Tesi etd-01212022-104624


Tipo di tesi
Tesi di laurea magistrale LM5
URN
etd-01212022-104624
Titolo
Valutazione retrospettiva delle principali complicazioni nel gatto nefropatico con sondino esofagostomico
Dipartimento
SCIENZE VETERINARIE
Corso di studi
MEDICINA VETERINARIA
Parole chiave
  • AKI
  • cat
  • CKD
  • complications
  • complicazioni
  • esophagostomy tube
  • feeding tube
  • FT
  • gatto
  • sondino esofagostomico
Data inizio appello
18/02/2022
Consultabilità
Tesi non consultabile
Riassunto (Inglese)
Riassunto (Italiano)
La presente tesi ha come oggetto di analisi la valutazione retrospettiva delle complicazioni intra e post-operatorie relative al sondino esofagostomico in gatti nefropatici.

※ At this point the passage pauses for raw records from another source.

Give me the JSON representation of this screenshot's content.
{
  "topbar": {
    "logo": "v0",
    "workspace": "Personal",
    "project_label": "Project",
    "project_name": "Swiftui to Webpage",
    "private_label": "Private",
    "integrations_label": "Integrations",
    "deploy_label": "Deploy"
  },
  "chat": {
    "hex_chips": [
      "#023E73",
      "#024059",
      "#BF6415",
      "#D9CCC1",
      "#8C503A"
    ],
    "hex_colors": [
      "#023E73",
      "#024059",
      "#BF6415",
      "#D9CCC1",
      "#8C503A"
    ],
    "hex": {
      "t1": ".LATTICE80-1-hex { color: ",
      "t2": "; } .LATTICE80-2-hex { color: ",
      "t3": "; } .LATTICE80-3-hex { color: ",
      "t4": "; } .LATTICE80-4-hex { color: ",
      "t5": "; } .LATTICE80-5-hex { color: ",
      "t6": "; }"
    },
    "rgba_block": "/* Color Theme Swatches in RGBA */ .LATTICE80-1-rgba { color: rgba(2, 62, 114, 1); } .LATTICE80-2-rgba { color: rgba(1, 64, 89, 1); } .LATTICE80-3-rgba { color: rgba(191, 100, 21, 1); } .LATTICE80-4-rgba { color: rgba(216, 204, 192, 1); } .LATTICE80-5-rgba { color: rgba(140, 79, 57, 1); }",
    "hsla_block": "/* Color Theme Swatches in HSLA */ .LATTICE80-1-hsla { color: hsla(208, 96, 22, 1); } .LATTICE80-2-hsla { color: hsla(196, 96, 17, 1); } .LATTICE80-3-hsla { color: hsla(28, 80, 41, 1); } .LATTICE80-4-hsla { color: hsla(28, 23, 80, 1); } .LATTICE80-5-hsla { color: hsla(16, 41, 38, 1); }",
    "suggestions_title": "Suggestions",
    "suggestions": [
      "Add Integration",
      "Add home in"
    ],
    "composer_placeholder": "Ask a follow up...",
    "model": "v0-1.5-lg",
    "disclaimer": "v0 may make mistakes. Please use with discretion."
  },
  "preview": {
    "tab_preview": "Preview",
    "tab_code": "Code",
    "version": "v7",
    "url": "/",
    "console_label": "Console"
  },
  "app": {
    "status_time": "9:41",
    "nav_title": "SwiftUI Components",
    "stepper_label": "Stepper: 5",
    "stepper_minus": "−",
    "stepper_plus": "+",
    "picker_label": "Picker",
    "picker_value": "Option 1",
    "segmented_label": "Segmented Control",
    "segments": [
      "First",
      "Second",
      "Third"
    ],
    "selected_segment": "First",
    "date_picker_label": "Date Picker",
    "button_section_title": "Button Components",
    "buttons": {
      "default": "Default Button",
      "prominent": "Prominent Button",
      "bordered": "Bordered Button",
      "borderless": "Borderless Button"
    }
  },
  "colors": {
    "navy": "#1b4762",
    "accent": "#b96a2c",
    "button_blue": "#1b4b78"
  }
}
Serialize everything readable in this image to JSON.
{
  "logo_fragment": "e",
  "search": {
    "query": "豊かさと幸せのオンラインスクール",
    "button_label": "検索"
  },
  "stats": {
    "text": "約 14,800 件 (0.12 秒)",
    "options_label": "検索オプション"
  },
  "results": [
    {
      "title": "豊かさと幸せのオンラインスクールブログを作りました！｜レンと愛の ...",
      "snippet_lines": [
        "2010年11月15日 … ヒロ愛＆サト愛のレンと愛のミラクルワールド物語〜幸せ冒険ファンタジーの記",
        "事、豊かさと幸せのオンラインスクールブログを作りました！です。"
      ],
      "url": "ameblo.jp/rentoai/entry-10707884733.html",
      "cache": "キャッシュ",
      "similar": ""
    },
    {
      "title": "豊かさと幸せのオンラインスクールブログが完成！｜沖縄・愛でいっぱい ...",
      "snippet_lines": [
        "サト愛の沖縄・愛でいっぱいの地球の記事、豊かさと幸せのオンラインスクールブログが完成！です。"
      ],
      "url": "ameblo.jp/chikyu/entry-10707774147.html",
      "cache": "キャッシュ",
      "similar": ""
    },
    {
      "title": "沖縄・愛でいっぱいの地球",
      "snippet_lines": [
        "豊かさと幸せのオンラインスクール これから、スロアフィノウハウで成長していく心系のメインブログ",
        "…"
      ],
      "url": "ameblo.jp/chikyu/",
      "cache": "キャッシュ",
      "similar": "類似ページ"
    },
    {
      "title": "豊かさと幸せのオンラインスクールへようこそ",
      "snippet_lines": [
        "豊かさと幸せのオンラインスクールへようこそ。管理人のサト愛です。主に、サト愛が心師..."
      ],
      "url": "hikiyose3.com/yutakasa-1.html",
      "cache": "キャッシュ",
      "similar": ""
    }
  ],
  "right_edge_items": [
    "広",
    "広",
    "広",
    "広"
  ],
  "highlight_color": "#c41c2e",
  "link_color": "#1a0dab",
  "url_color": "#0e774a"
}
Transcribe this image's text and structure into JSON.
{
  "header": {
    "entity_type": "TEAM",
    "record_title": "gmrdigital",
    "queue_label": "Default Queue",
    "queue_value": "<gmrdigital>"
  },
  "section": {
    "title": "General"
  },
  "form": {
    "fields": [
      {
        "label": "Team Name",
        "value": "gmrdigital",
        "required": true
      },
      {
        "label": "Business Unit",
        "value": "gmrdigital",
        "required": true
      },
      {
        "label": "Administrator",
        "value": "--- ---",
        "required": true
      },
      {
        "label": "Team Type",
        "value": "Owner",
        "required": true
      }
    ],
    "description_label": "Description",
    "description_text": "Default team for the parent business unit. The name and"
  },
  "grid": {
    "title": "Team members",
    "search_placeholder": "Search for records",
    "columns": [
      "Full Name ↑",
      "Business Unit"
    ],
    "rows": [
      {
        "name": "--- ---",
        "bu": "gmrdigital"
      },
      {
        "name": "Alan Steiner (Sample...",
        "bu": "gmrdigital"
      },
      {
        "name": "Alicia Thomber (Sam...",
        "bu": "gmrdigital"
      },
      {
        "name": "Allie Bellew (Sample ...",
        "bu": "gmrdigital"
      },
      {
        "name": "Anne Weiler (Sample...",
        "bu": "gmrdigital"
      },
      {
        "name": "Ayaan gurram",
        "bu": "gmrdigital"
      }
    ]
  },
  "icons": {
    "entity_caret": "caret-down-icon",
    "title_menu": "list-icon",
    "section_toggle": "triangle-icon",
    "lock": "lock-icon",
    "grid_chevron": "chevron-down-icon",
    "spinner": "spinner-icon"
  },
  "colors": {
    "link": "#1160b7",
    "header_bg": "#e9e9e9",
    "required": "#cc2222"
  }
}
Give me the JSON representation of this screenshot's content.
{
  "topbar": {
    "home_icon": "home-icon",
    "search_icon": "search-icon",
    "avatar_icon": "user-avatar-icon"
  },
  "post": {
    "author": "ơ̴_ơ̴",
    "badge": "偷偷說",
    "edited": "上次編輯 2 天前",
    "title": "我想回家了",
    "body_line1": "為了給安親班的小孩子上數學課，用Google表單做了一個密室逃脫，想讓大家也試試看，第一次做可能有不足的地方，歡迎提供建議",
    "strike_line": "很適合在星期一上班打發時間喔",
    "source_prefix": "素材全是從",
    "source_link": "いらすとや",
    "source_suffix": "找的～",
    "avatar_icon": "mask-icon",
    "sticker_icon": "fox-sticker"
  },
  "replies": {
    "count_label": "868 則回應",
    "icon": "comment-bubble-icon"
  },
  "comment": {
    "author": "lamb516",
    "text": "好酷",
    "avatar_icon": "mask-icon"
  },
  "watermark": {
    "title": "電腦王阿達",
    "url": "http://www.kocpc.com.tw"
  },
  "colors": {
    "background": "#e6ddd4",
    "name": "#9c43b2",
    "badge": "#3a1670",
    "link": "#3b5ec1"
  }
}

Al fine di dimostrare la ridotta incidenza di complicanze e la relativa sicurezza nell’utilizzo di tale strumento, in questo studio vengono analizzati i dati disponibili di 44 gatti nefropatici con sondino esofagostomico presentati presso il Dipartimento di Scienze Veterinarie dell’Università di Pisa. In seguito ad una valutazione dell’incidenza delle complicazioni (54,5% totali; 18,2% intra-operatorie; 45% post-operatorie) e della loro gravità (87% minori; 13% maggiori), i soggetti in studio sono stati divisi in un Gruppo Complicazioni (GC) e un Gruppo Non Complicazioni (GNC) al fine di mettere in luce dati significativamente differenti tra i due gruppi e la loro correlazione con la presenza o meno di complicazioni, allo scopo di individuare i fattori di rischio per lo sviluppo delle stesse. Tali fattori di rischio sono risultati essere: l’età superiore a 10 anni, un grado di disidratazione del 5-8%, le cause di nefropatia diverse dalle forme tossico/infettive e ostruttive, l’applicazione di una terapia antibiotica nel post-operatorio, in particolare con l’utilizzo di principi attivi appartenenti alla famiglia delle penicilline e infine il posizionamento del sondino prima del settimo spazio intercostale e oltre l’ottavo. In conclusione, questo studio evidenzia la ridotta gravità delle complicazioni relative alla sonda esofagostomica, l’assenza di eutanasie secondarie ad esse e la semplicità dell’intervento, dimostrando che non ci sono i giusti presupposti per limitare l’uso di questo strumento che rappresenta un’importante mezzo di supporto per soggetti con anoressia secondaria ad insufficienza renale.